The last adaptation of yours I played was Starship Traveller; it was a great game and worked well as a text adventure, and was really nice to have to hand on my phone when I needed it. Is it a difficult job to make the adaptation, and are you ever tempted to change things around to confuse veteran gamers?
It’s actually very difficult. In the case of ST we pulled out a whole load of stuff that felt unnecessary in a modern adaptation and inserted in more customisation over your crew. By doing this we were able to add in more complexity and choice at not just a narrative level but at a game/sim level. ST in many ways is closer to games like FTL or Out There than many people think.
Do you have any plans to release any other gamebook adaptations?
We’re actually slowing down on the gamebook adaptations and looking at other properties. However, we have begun work on Grailquest, which we’re really excited about!

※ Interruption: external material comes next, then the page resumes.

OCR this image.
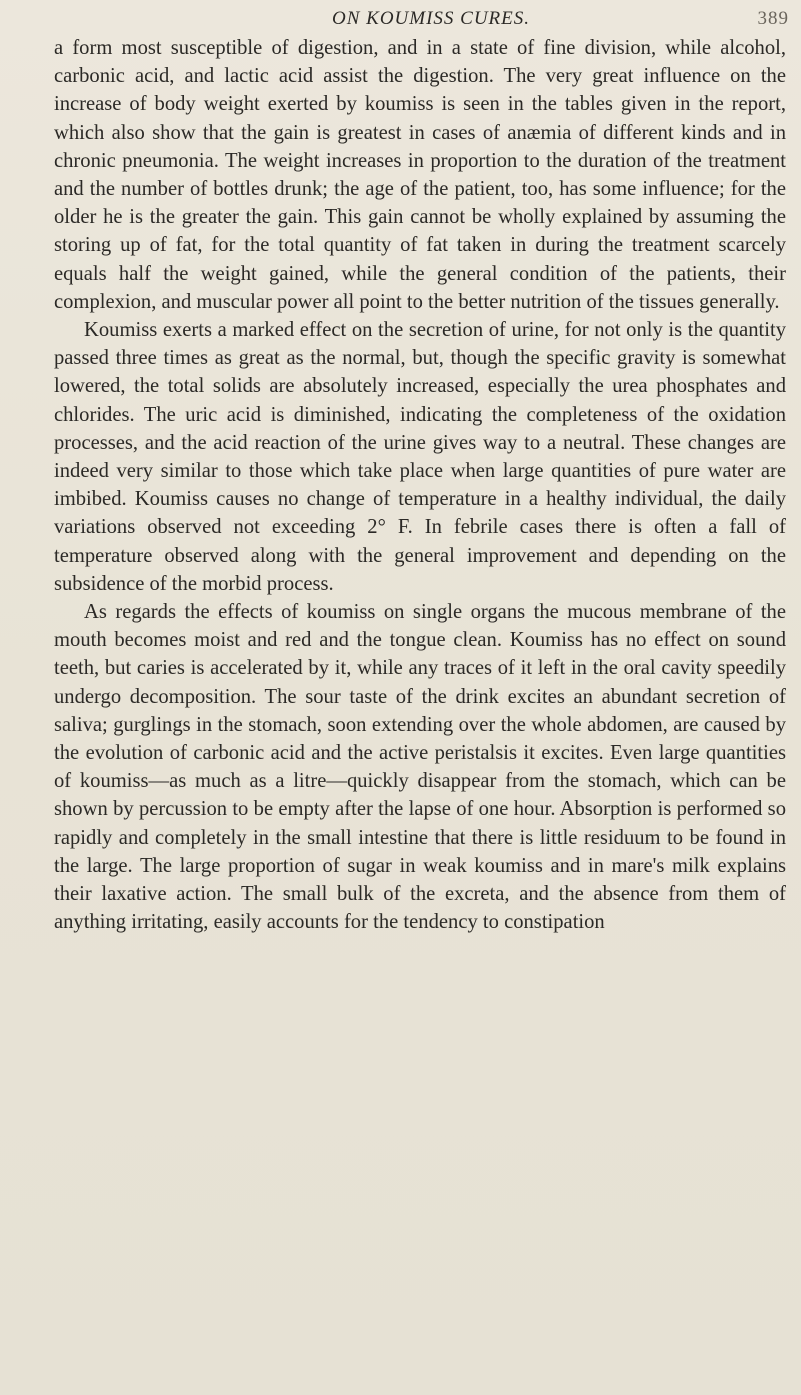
ON KOUMISS CURES.	389

a form most susceptible of digestion, and in a state of fine division, while alcohol, carbonic acid, and lactic acid assist the digestion. The very great influence on the increase of body weight exerted by koumiss is seen in the tables given in the report, which also show that the gain is greatest in cases of anæmia of different kinds and in chronic pneumonia. The weight increases in proportion to the duration of the treatment and the number of bottles drunk; the age of the patient, too, has some influence; for the older he is the greater the gain. This gain cannot be wholly explained by assuming the storing up of fat, for the total quantity of fat taken in during the treatment scarcely equals half the weight gained, while the general condition of the patients, their complexion, and muscular power all point to the better nutrition of the tissues generally.

Koumiss exerts a marked effect on the secretion of urine, for not only is the quantity passed three times as great as the normal, but, though the specific gravity is somewhat lowered, the total solids are absolutely increased, especially the urea phosphates and chlorides. The uric acid is diminished, indicating the completeness of the oxidation processes, and the acid reaction of the urine gives way to a neutral. These changes are indeed very similar to those which take place when large quantities of pure water are imbibed. Koumiss causes no change of temperature in a healthy individual, the daily variations observed not exceeding 2° F. In febrile cases there is often a fall of temperature observed along with the general improvement and depending on the subsidence of the morbid process.

As regards the effects of koumiss on single organs the mucous membrane of the mouth becomes moist and red and the tongue clean. Koumiss has no effect on sound teeth, but caries is accelerated by it, while any traces of it left in the oral cavity speedily undergo decomposition. The sour taste of the drink excites an abundant secretion of saliva; gurglings in the stomach, soon extending over the whole abdomen, are caused by the evolution of carbonic acid and the active peristalsis it excites. Even large quantities of koumiss—as much as a litre—quickly disappear from the stomach, which can be shown by percussion to be empty after the lapse of one hour. Absorption is performed so rapidly and completely in the small intestine that there is little residuum to be found in the large. The large proportion of sugar in weak koumiss and in mare's milk explains their laxative action. The small bulk of the excreta, and the absence from them of anything irritating, easily accounts for the tendency to constipation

Your catalogue isn't just Fighting Fantasy gamebooks - you've got Warhammer and Dredd, as well, amongst others. Anything else on the horizon? What else can we look forward to from Tin man Games?
We have a few things ongoing. We’ll be looking to continue and expand our free-to-play subscription based game, Choices: And The Sun Went Out. We’re also working on a choice-based visual novel based on the Miss Fisher’s Murder Mysteries TV show, which is currently looking amazing!